なんでもかんでも、全力で頑張らなくていい
成澤:それから、今は、子育て支援の軸足が共働きモデルにシフトしてますよね。でも専業主婦の家庭もまだまだたくさんあって、そういうご家庭は、両方の親がイーブンに子育てに参加することはできません。その分、何らかのサポートがないと、専業主婦も倒れちゃう。
坂之上:本当にそうですね。
成澤: 一方、共働きのご家庭では、お父さんもお母さんも、フラフラになるまで働いて帰ってきて、その後に家事もして、子育てもして、土日は子どもと一生懸命遊んでって、それじゃくたびれて当たり前でしょう。
「なんでもかんでも全部頑張る!」という考え方は、もうそろそろやめにしないと、みんな倒れてしまうんじゃないかなと思います。
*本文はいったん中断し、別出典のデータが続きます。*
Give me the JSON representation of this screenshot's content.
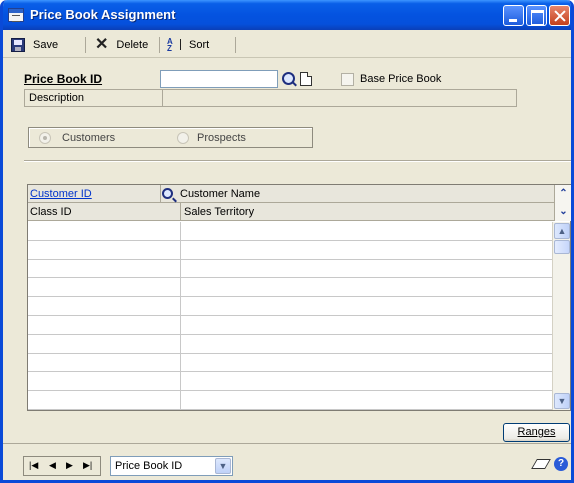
{
  "window": {
    "title": "Price Book Assignment"
  },
  "toolbar": {
    "save_label": "Save",
    "delete_label": "Delete",
    "sort_label": "Sort"
  },
  "form": {
    "price_book_id_label": "Price Book ID",
    "price_book_id_value": "",
    "base_price_book_label": "Base Price Book",
    "base_price_book_checked": false,
    "description_label": "Description",
    "description_value": ""
  },
  "radio_group": {
    "options": [
      "Customers",
      "Prospects"
    ],
    "selected": "Customers"
  },
  "grid": {
    "header_row1": {
      "col1": "Customer ID",
      "col2": "Customer Name"
    },
    "header_row2": {
      "col1": "Class ID",
      "col2": "Sales Territory"
    },
    "rows": [
      "",
      "",
      "",
      "",
      "",
      "",
      "",
      "",
      "",
      ""
    ]
  },
  "buttons": {
    "ranges_label": "Ranges"
  },
  "statusbar": {
    "nav_buttons": [
      "first",
      "previous",
      "next",
      "last"
    ],
    "sort_by_value": "Price Book ID"
  },
  "icons": [
    "window-icon",
    "save-icon",
    "delete-icon",
    "sort-icon",
    "lookup-icon",
    "note-icon",
    "eraser-icon",
    "help-icon"
  ]
}
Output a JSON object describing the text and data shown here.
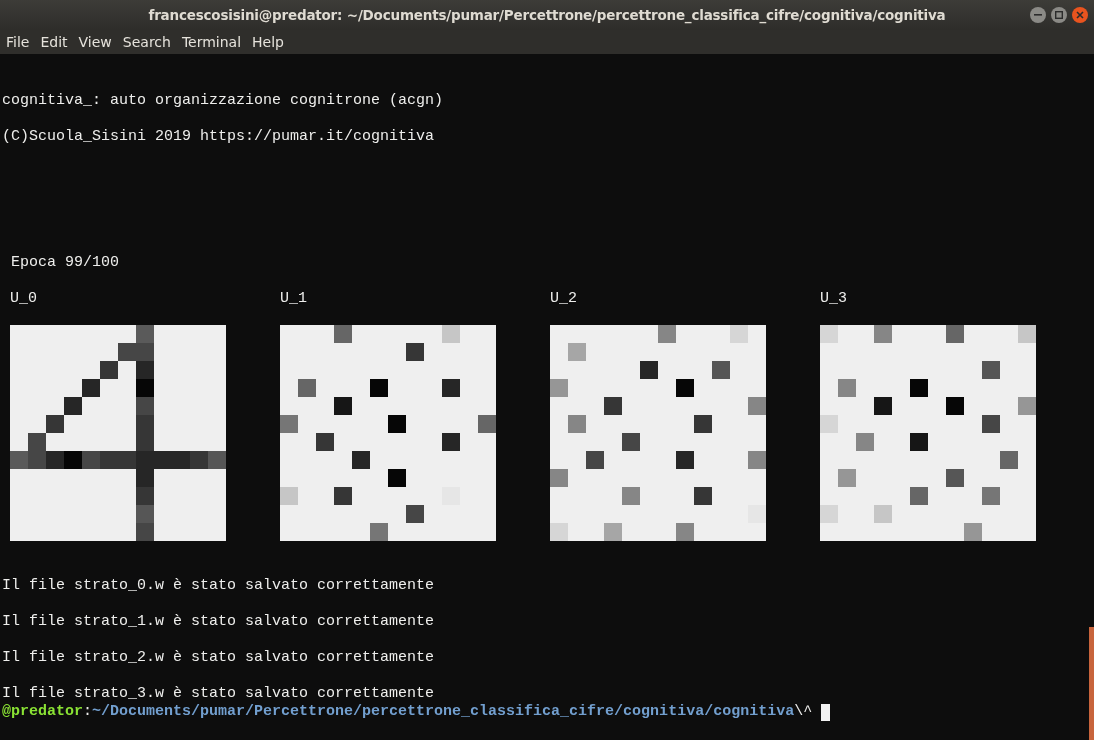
{
  "window": {
    "title": "francescosisini@predator: ~/Documents/pumar/Percettrone/percettrone_classifica_cifre/cognitiva/cognitiva"
  },
  "menu": [
    "File",
    "Edit",
    "View",
    "Search",
    "Terminal",
    "Help"
  ],
  "header_lines": [
    "cognitiva_: auto organizzazione cognitrone (acgn)",
    "(C)Scuola_Sisini 2019 https://pumar.it/cognitiva"
  ],
  "epoch": "Epoca 99/100",
  "panels": [
    {
      "label": "U_0"
    },
    {
      "label": "U_1"
    },
    {
      "label": "U_2"
    },
    {
      "label": "U_3"
    }
  ],
  "footer_lines": [
    "Il file strato_0.w è stato salvato correttamente",
    "Il file strato_1.w è stato salvato correttamente",
    "Il file strato_2.w è stato salvato correttamente",
    "Il file strato_3.w è stato salvato correttamente"
  ],
  "prompt": {
    "host": "@predator",
    "separator": ":",
    "path": "~/Documents/pumar/Percettrone/percettrone_classifica_cifre/cognitiva/cognitiva",
    "input": "\\^"
  }
}
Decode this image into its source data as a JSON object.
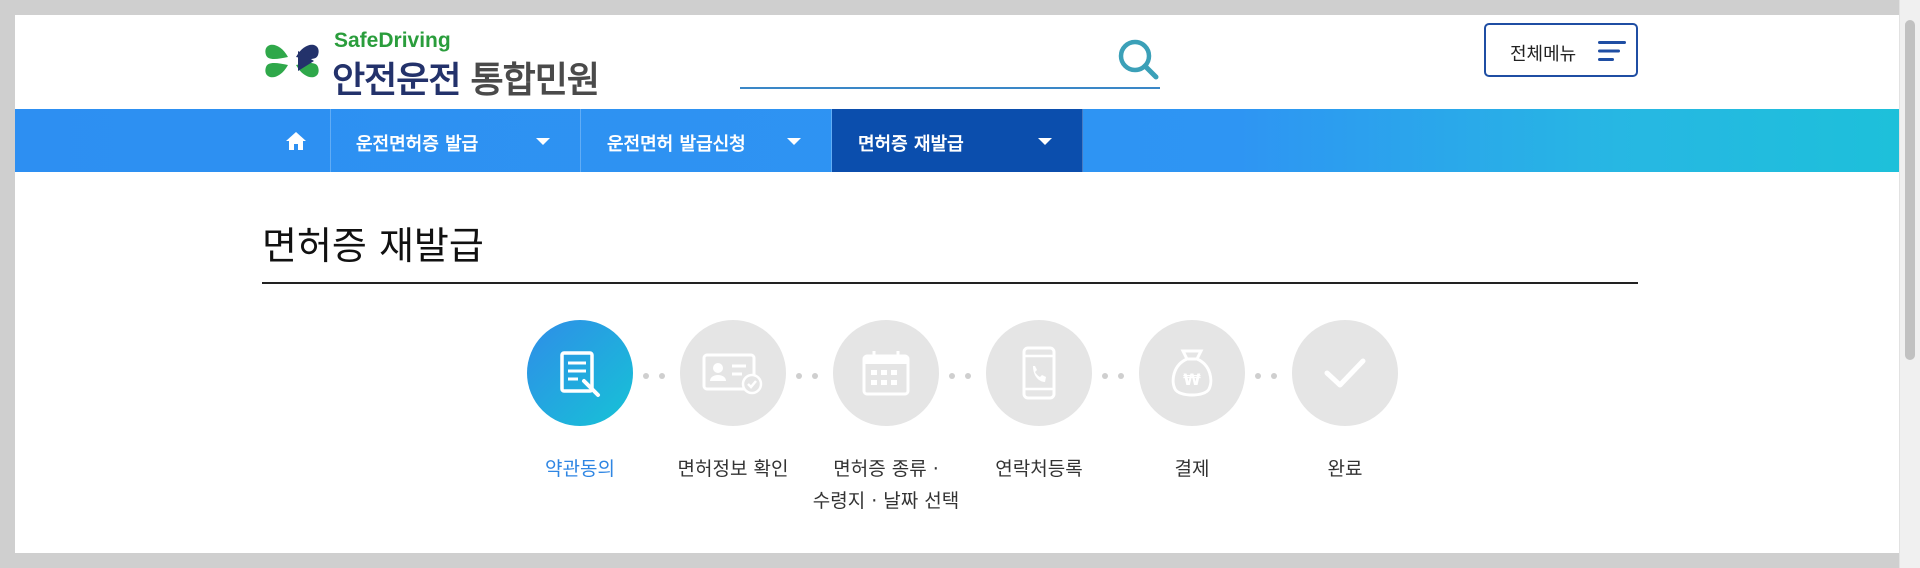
{
  "logo": {
    "en": "SafeDriving",
    "ko_main": "안전운전",
    "ko_sub": "통합민원"
  },
  "search": {
    "value": "",
    "placeholder": ""
  },
  "header": {
    "menu_label": "전체메뉴"
  },
  "nav": {
    "items": [
      {
        "label": "운전면허증 발급",
        "active": false
      },
      {
        "label": "운전면허 발급신청",
        "active": false
      },
      {
        "label": "면허증 재발급",
        "active": true
      }
    ]
  },
  "page": {
    "title": "면허증 재발급"
  },
  "steps": [
    {
      "line1": "약관동의",
      "line2": "",
      "icon": "document-edit-icon",
      "active": true
    },
    {
      "line1": "면허정보 확인",
      "line2": "",
      "icon": "id-card-check-icon",
      "active": false
    },
    {
      "line1": "면허증 종류 ·",
      "line2": "수령지 · 날짜 선택",
      "icon": "calendar-icon",
      "active": false
    },
    {
      "line1": "연락처등록",
      "line2": "",
      "icon": "phone-icon",
      "active": false
    },
    {
      "line1": "결제",
      "line2": "",
      "icon": "money-bag-icon",
      "active": false
    },
    {
      "line1": "완료",
      "line2": "",
      "icon": "checkmark-icon",
      "active": false
    }
  ],
  "colors": {
    "brand_navy": "#23326b",
    "brand_green": "#2a9d3c",
    "nav_blue": "#2e95f3",
    "nav_active": "#0b4ead",
    "step_active": "#2f86e3",
    "step_inactive": "#e5e5e5"
  }
}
坂之上:これからの20年、子育てだけでなく、介護も大きな問題になりますし。
成澤:そうですよ。だけどこの国は、働き方の見直しをまったくできないかというと、決してそんなことはありません。35年前ぐらいに週休2日制が始まったとき、「週休2日になったら、中小零細は雇用が守れなくて潰れてしまう」とずいぶんうるさく言われたそうです。
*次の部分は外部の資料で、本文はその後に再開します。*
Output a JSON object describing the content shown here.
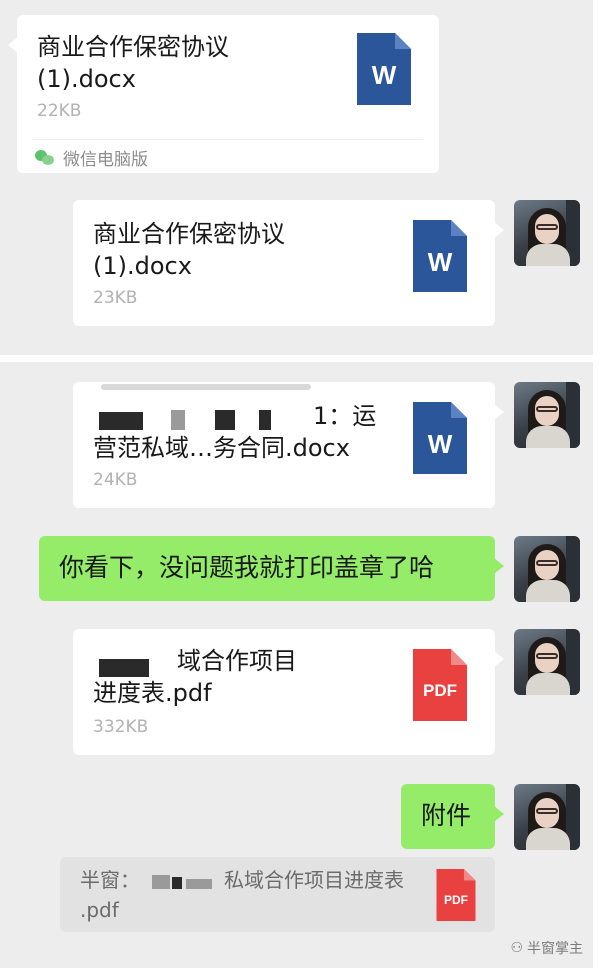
{
  "chat_top": {
    "received_file": {
      "name": "商业合作保密协议\n(1).docx",
      "size": "22KB",
      "source": "微信电脑版",
      "icon": "word-file-icon",
      "icon_letter": "W"
    },
    "sent_file": {
      "name": "商业合作保密协议\n(1).docx",
      "size": "23KB",
      "icon": "word-file-icon",
      "icon_letter": "W"
    }
  },
  "chat_bottom": {
    "file_contract": {
      "name_line1_visible": "1：运",
      "name_line2": "营范私域…务合同.docx",
      "size": "24KB",
      "icon_letter": "W"
    },
    "text_message": "你看下，没问题我就打印盖章了哈",
    "file_schedule": {
      "name_line1_visible": "域合作项目",
      "name_line2": "进度表.pdf",
      "size": "332KB",
      "icon_letter": "PDF"
    },
    "attachment_message": "附件",
    "quote": {
      "prefix": "半窗：",
      "visible_text": "私域合作项目进度表",
      "line2": ".pdf",
      "icon_letter": "PDF"
    }
  },
  "watermark": "半窗掌主",
  "colors": {
    "chat_background": "#ededed",
    "bubble_white": "#ffffff",
    "bubble_green": "#95ec69",
    "word_blue": "#2b579a",
    "pdf_red": "#e94040",
    "wechat_green": "#5dc36a"
  }
}
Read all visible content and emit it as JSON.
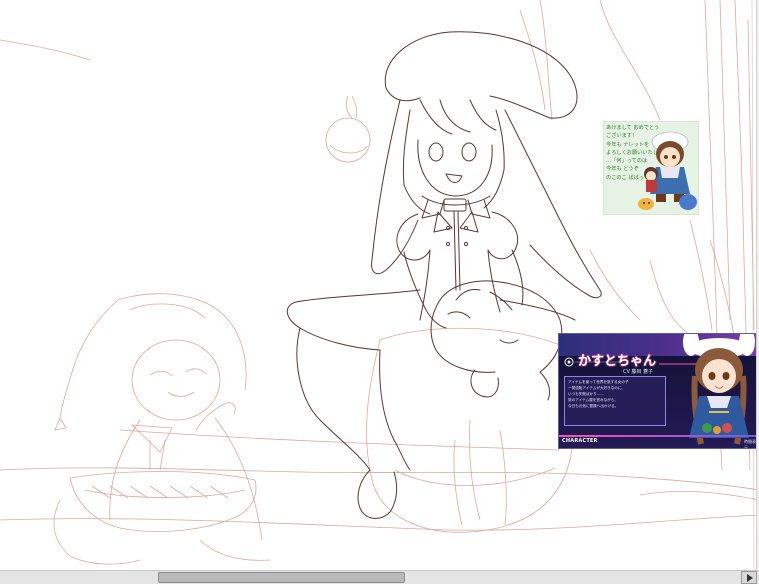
{
  "canvas": {
    "background": "#ffffff",
    "sketch_color": "#c98a80",
    "lineart_color": "#5a3535"
  },
  "reference_card": {
    "message_lines": [
      "あけまして おめでとう",
      "ございます！",
      "今年も ナレットを",
      "よろしくお願いいたします。",
      "…「何」ってのは",
      "今年も どうぞ",
      "のこのこ ぱぱっ"
    ],
    "background": "#e6f2e3",
    "text_color": "#2f7d32"
  },
  "reference_profile": {
    "character_name": "かすとちゃん",
    "voice_credit": "CV 藤目 蒼子",
    "description_lines": [
      "アイテムを使って世界を旅する女の子",
      "一発逆転アイテムが大好きなのに、",
      "いつも失敗ばかり……",
      "旅のアイテム屋を営みながら、",
      "今日も元気に冒険へ出かける。"
    ],
    "footer_label": "CHARACTER",
    "corner_text": "時間表示",
    "accent_pink": "#ff4fb0",
    "accent_blue": "#6a5fd8"
  },
  "scrollbar": {
    "right_arrow": "arrow-right-icon"
  }
}
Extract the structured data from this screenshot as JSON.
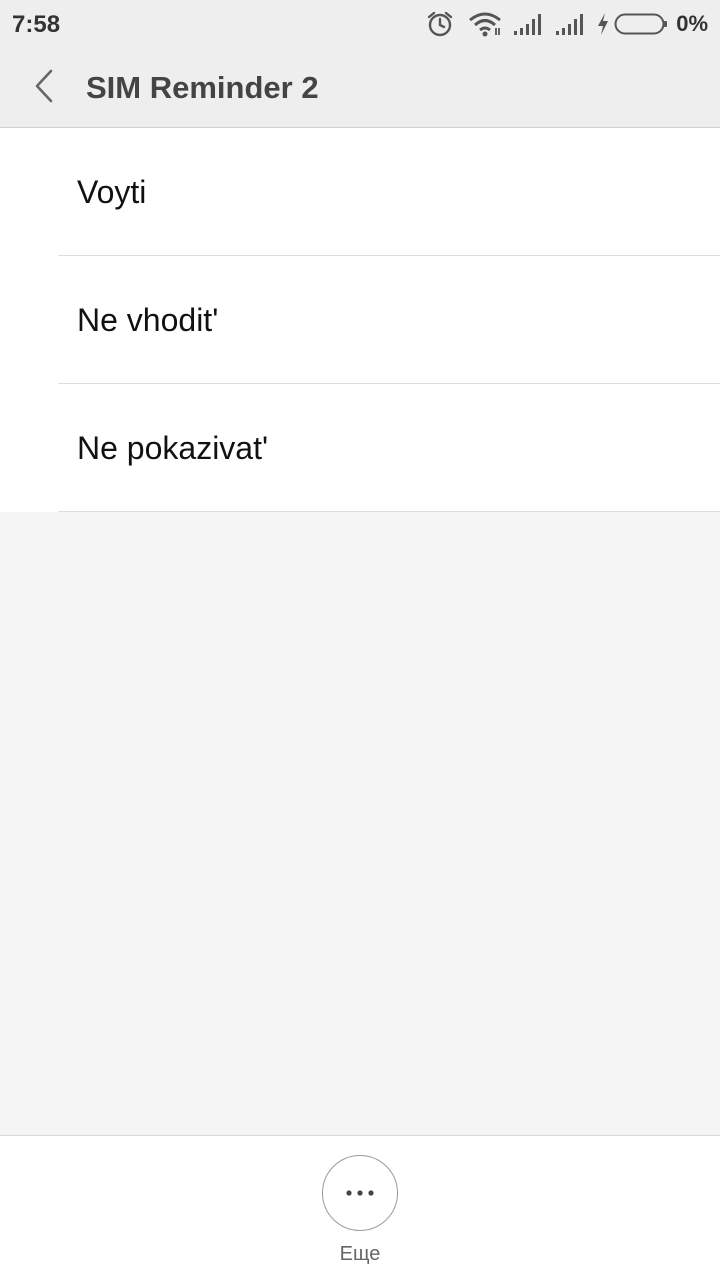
{
  "status_bar": {
    "time": "7:58",
    "battery_percent": "0%",
    "icons": [
      "alarm-icon",
      "wifi-icon",
      "signal-icon",
      "signal-icon",
      "charging-icon",
      "battery-icon"
    ]
  },
  "header": {
    "title": "SIM Reminder 2",
    "back_icon": "chevron-left-icon"
  },
  "list": {
    "items": [
      {
        "label": "Voyti"
      },
      {
        "label": "Ne vhodit'"
      },
      {
        "label": "Ne pokazivat'"
      }
    ]
  },
  "bottom_bar": {
    "more_icon": "more-horizontal-icon",
    "more_label": "Еще"
  }
}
ところが、働き方を見直して潰れた会社ってのはないらしいですね。効率がよくなって、逆に業績が上がったという会社はあるみたいですが。だから、働き方の見直しはできるはずなのです。
そんなふうに社会が切り替わらないと、少子化の問題はたぶん解決しません。お父さんもお母さんも忙しすぎて、ポキッと折れちゃいます。
坂之上:同感です。
区全域で、6時まで預かってくれる幼稚園をスタート
成澤:だからね、幼稚園は午前中で終わるのが大原則ですが、文京区の区立の幼稚園は、この4月からすべて、6時までの預かり保育を始めます。もちろん、追加の料金はかかりますが。
坂之上:幼稚園が、6時までなんですか?
成澤:はい。朝をあと1時間早めちゃえば、もう保育所と変わらない預かり時間になります。
ただ、この幼稚園のサポートというのは、主にパートをしている人たち向けです。今、「保活」とまで言われているぐらいで、微妙な「点数」の違いで、保育所に入れたり、入れなかったりしてるじゃないですか。すると、パートタイマーの方たちのお子さんは、ほとんど保育所に入れません。
だけど幼稚園が預かり保育に力を入れたら、週に数日の勤めだとか、夕方早めに帰れる方は救えるのです。もちろん、100%救えるわけじゃないとは思いますけど。
坂之上:助かる人が、確実に増えますね。
成澤:そうなんです。
坂之上:やっぱり、成澤さんがおっしゃっている使いやすいベビーシッターとか、幼稚園に時間延長で預けられる制度というのは、地味だけど、大きいインパクトがあると思うんですよね。
成澤:ありがとうございます。頑張ります。まだ秘密ですが、今、区ですごいアイデアを計画中なんですよ(笑)。
坂之上:秘密(笑)? なんなんでしょう。なんだか、楽しみです。